CVE-2023-25392: 
Python vulnerability analysis and mitigation

Allegro Tech BigFlow versions prior to 1.6 were found to be vulnerable to Missing SSL Certificate Validation (CVE-2023-25392). The vulnerability was discovered in December 2022 and was fixed with the release of BigFlow 1.6.0 in February 2023. The issue affected the getvaulttoken() function in the deployment module (Lutra Security).

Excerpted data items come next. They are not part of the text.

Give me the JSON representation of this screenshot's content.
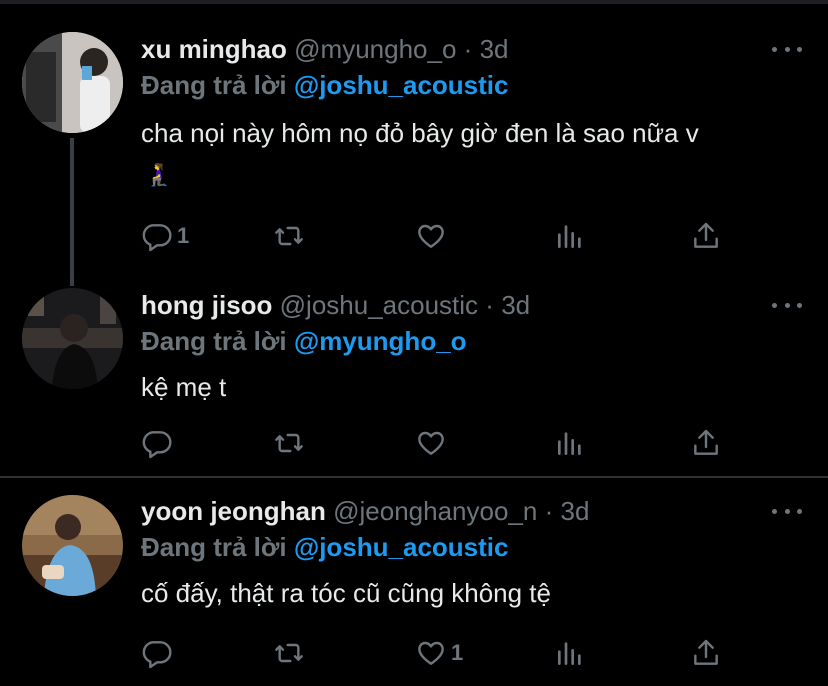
{
  "tweets": [
    {
      "name": "xu minghao",
      "handle": "@myungho_o",
      "dot": "·",
      "time": "3d",
      "reply_prefix": "Đang trả lời",
      "reply_to": "@joshu_acoustic",
      "text": "cha nọi này hôm nọ đỏ bây giờ đen là sao nữa v",
      "emoji": "🧎‍♀️",
      "reply_count": "1",
      "like_count": ""
    },
    {
      "name": "hong jisoo",
      "handle": "@joshu_acoustic",
      "dot": "·",
      "time": "3d",
      "reply_prefix": "Đang trả lời",
      "reply_to": "@myungho_o",
      "text": "kệ mẹ t",
      "reply_count": "",
      "like_count": ""
    },
    {
      "name": "yoon jeonghan",
      "handle": "@jeonghanyoo_n",
      "dot": "·",
      "time": "3d",
      "reply_prefix": "Đang trả lời",
      "reply_to": "@joshu_acoustic",
      "text": "cố đấy, thật ra tóc cũ cũng không tệ",
      "reply_count": "",
      "like_count": "1"
    }
  ],
  "icons": {
    "reply": "reply-icon",
    "retweet": "retweet-icon",
    "like": "heart-icon",
    "views": "analytics-icon",
    "share": "share-icon",
    "more": "more-icon"
  },
  "colors": {
    "background": "#000000",
    "accent": "#1d9bf0",
    "muted": "#6e767d",
    "text": "#e7e9ea"
  }
}
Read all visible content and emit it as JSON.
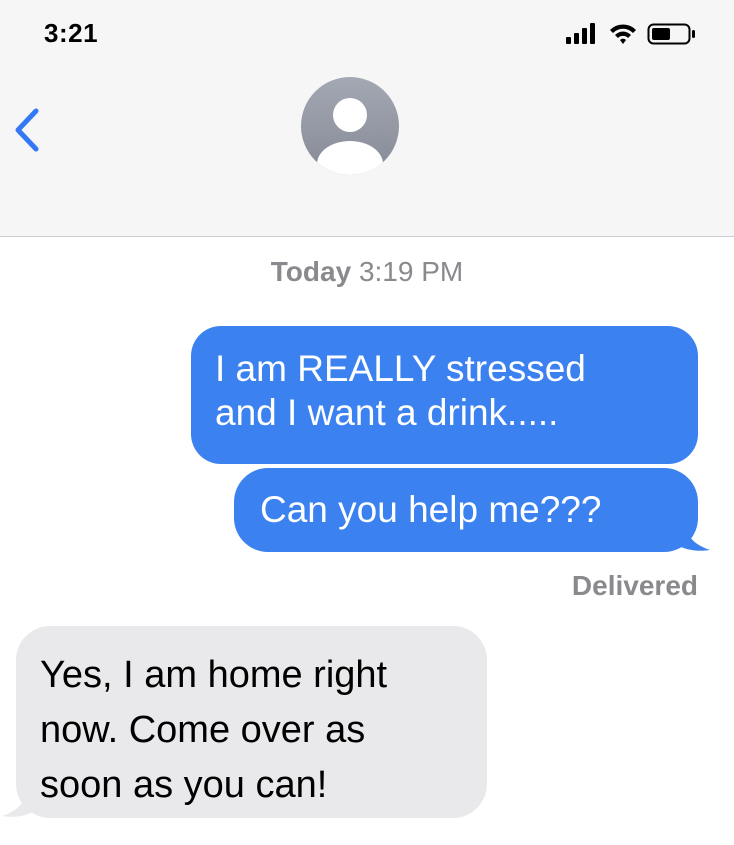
{
  "status_bar": {
    "time": "3:21",
    "icons": [
      "signal-icon",
      "wifi-icon",
      "battery-icon"
    ]
  },
  "header": {
    "back_icon": "chevron-left-icon",
    "avatar_icon": "person-avatar-icon",
    "accent_color": "#3478f6"
  },
  "conversation": {
    "timestamp_day": "Today",
    "timestamp_time": "3:19 PM",
    "messages": [
      {
        "direction": "outgoing",
        "lines": [
          "I am REALLY stressed",
          "and I want a drink....."
        ]
      },
      {
        "direction": "outgoing",
        "lines": [
          "Can you help me???"
        ]
      },
      {
        "direction": "incoming",
        "lines": [
          "Yes, I am home right",
          "now.  Come over as",
          "soon as you can!"
        ]
      }
    ],
    "delivery_status": "Delivered"
  },
  "colors": {
    "outgoing_bubble": "#3b82f0",
    "incoming_bubble": "#e9e9eb",
    "header_background": "#f6f6f6",
    "secondary_text": "#8a8a8e"
  }
}
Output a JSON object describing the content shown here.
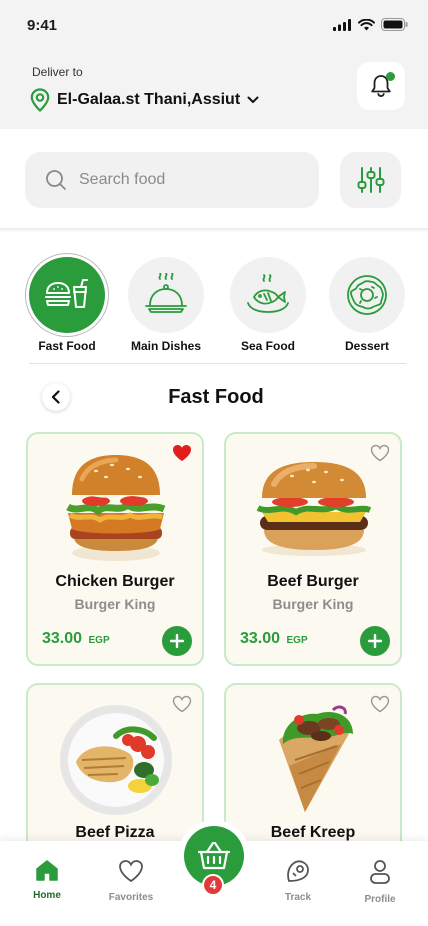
{
  "status": {
    "time": "9:41"
  },
  "header": {
    "deliver_label": "Deliver to",
    "location": "El-Galaa.st Thani,Assiut"
  },
  "search": {
    "placeholder": "Search food",
    "value": ""
  },
  "categories": [
    {
      "label": "Fast Food",
      "icon": "fast-food-icon",
      "active": true
    },
    {
      "label": "Main Dishes",
      "icon": "cloche-icon",
      "active": false
    },
    {
      "label": "Sea Food",
      "icon": "fish-icon",
      "active": false
    },
    {
      "label": "Dessert",
      "icon": "donut-icon",
      "active": false
    }
  ],
  "section": {
    "title": "Fast Food"
  },
  "products": [
    {
      "name": "Chicken Burger",
      "brand": "Burger King",
      "price": "33.00",
      "currency": "EGP",
      "favorite": true,
      "image": "chicken-burger-image"
    },
    {
      "name": "Beef Burger",
      "brand": "Burger King",
      "price": "33.00",
      "currency": "EGP",
      "favorite": false,
      "image": "beef-burger-image"
    },
    {
      "name": "Beef Pizza",
      "brand": "",
      "price": "",
      "currency": "",
      "favorite": false,
      "image": "grilled-fish-plate-image"
    },
    {
      "name": "Beef Kreep",
      "brand": "",
      "price": "",
      "currency": "",
      "favorite": false,
      "image": "wrap-image"
    }
  ],
  "nav": {
    "home": "Home",
    "favorites": "Favorites",
    "track": "Track",
    "profile": "Profile",
    "cart_count": "4"
  },
  "colors": {
    "accent": "#2a9c3c",
    "card_border": "#c8eac8",
    "card_bg": "#fbf9f0",
    "badge": "#e23a3a",
    "favorite": "#e01e1e"
  }
}
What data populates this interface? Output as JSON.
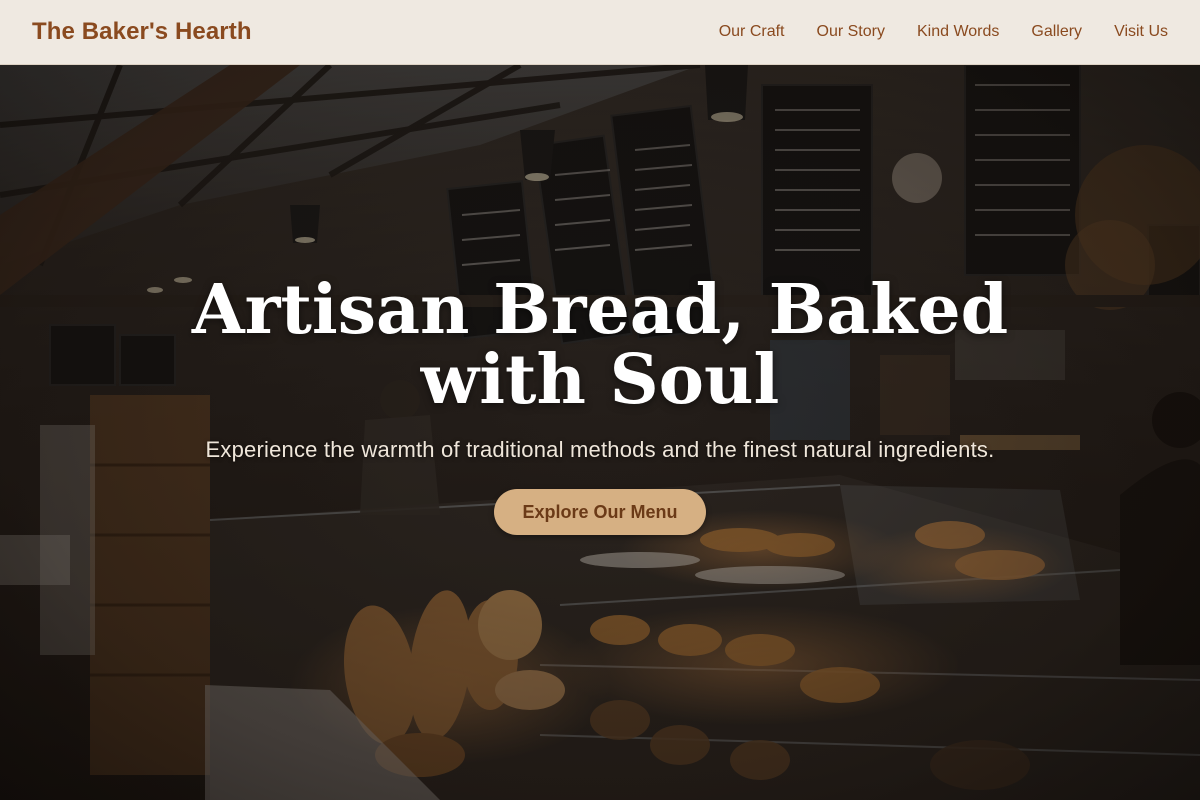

The vulnerability exists in the getvaulttoken() function within bigflow/deploy.py, where requests to the vault endpoint were made with SSL certificate validation disabled (verify=False). This implementation could allow a man-in-the-middle attacker to intercept communications between the client and server. The vulnerability has been assigned a CVSS v3.1 base score of 5.9 (MEDIUM) with the vector string CVSS:3.1/AV:N/AC:H/PR:N/UI:N/S:U/C:H/I:N/A:N (NVD).

The vulnerability could allow a man-in-the-middle attacker to read the vault secret and gain unauthorized access to the vault. The issue affects multiple entry points including bigflow deploy, bigflow deploy-dags, and bigflow build-image commands (Lutra Security).

The vulnerability has been fixed in BigFlow version 1.6.0. Users should upgrade to this version or later to address the security issue. The fix was implemented through a pull request that enabled TLS certificate verification in the getvaulttoken() function (GitHub PR).